If the principal P = $900, the rate r = 4 1/2, and time t = 1 year, find the following: What is the amount of interest? What is the future value?

Interest for the first year is the principal, P=$900 multiplied by the rate of interest, r=0.045, multiplied by the number of periods, n=1.

So interest
I=$900*0.045*1=$40.5

The future value is the sum of the interest and the principal.

Note that in this case (n=1), the interest is the same whether it is simple or compound. In general, the question should specify whether it is simple interest or compound interest. In the latter case, the compounding period should also be specified (yearly, quarterly, monthly, etc.)

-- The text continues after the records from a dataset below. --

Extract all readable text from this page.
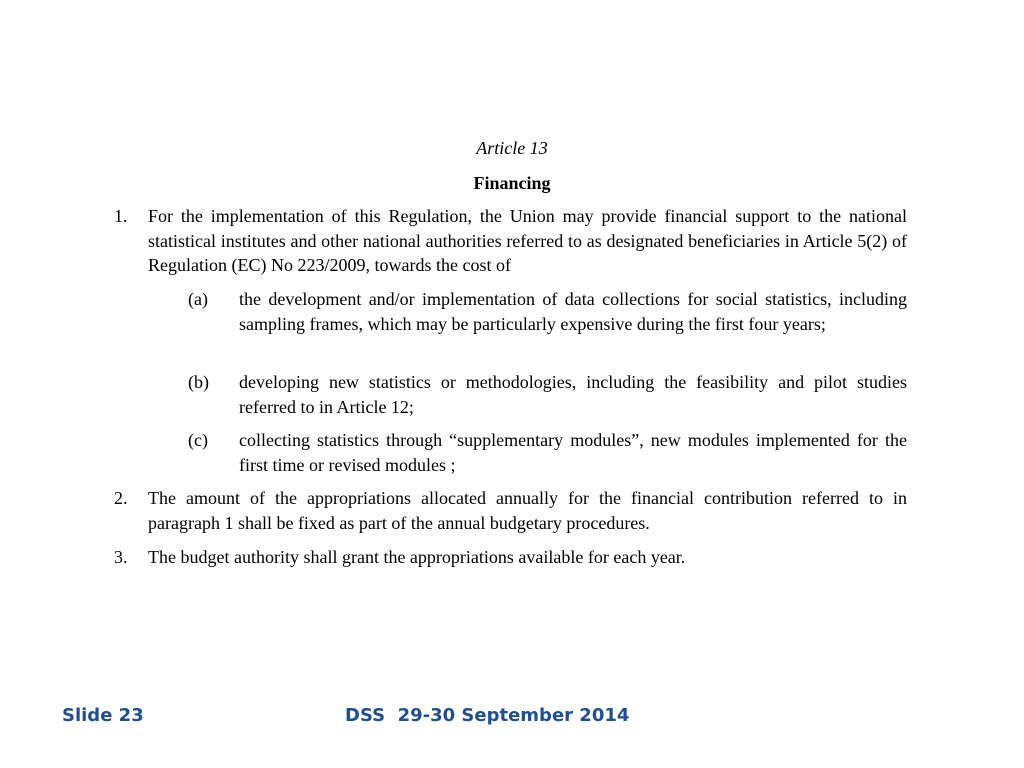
Article 13
Financing
1.	For the implementation of this Regulation, the Union may provide financial support to the national statistical institutes and other national authorities referred to as designated beneficiaries in Article 5(2) of Regulation (EC) No 223/2009, towards the cost of
(a)	the development and/or implementation of data collections for social statistics, including sampling frames, which may be particularly expensive during the first four years;
(b)	developing new statistics or methodologies, including the feasibility and pilot studies referred to in Article 12;
(c)	collecting statistics through “supplementary modules”, new modules implemented for the first time or revised modules ;
2.	The amount of the appropriations allocated annually for the financial contribution referred to in paragraph 1 shall be fixed as part of the annual budgetary procedures.
3.	The budget authority shall grant the appropriations available for each year.
Slide 23	DSS  29-30 September 2014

To find the amount of interest and the future value, we can use the formulas:

Amount of Interest = Principal * Rate * Time
Future Value = Principal + Amount of Interest

Let's plug in the given values:

Principal (P) = $900
Rate (r) = 4 1/2 (4.5% as a decimal)
Time (t) = 1 year

Converting the rate to a decimal:
4 1/2 = 4 + 1/2 = 4.5
4.5% = 4.5/100 = 0.045

Now we can calculate the amount of interest:
Amount of Interest = $900 * 0.045 * 1 = $40.50

And the future value:
Future Value = $900 + $40.50 = $940.50

Therefore, the amount of interest is $40.50, and the future value is $940.50.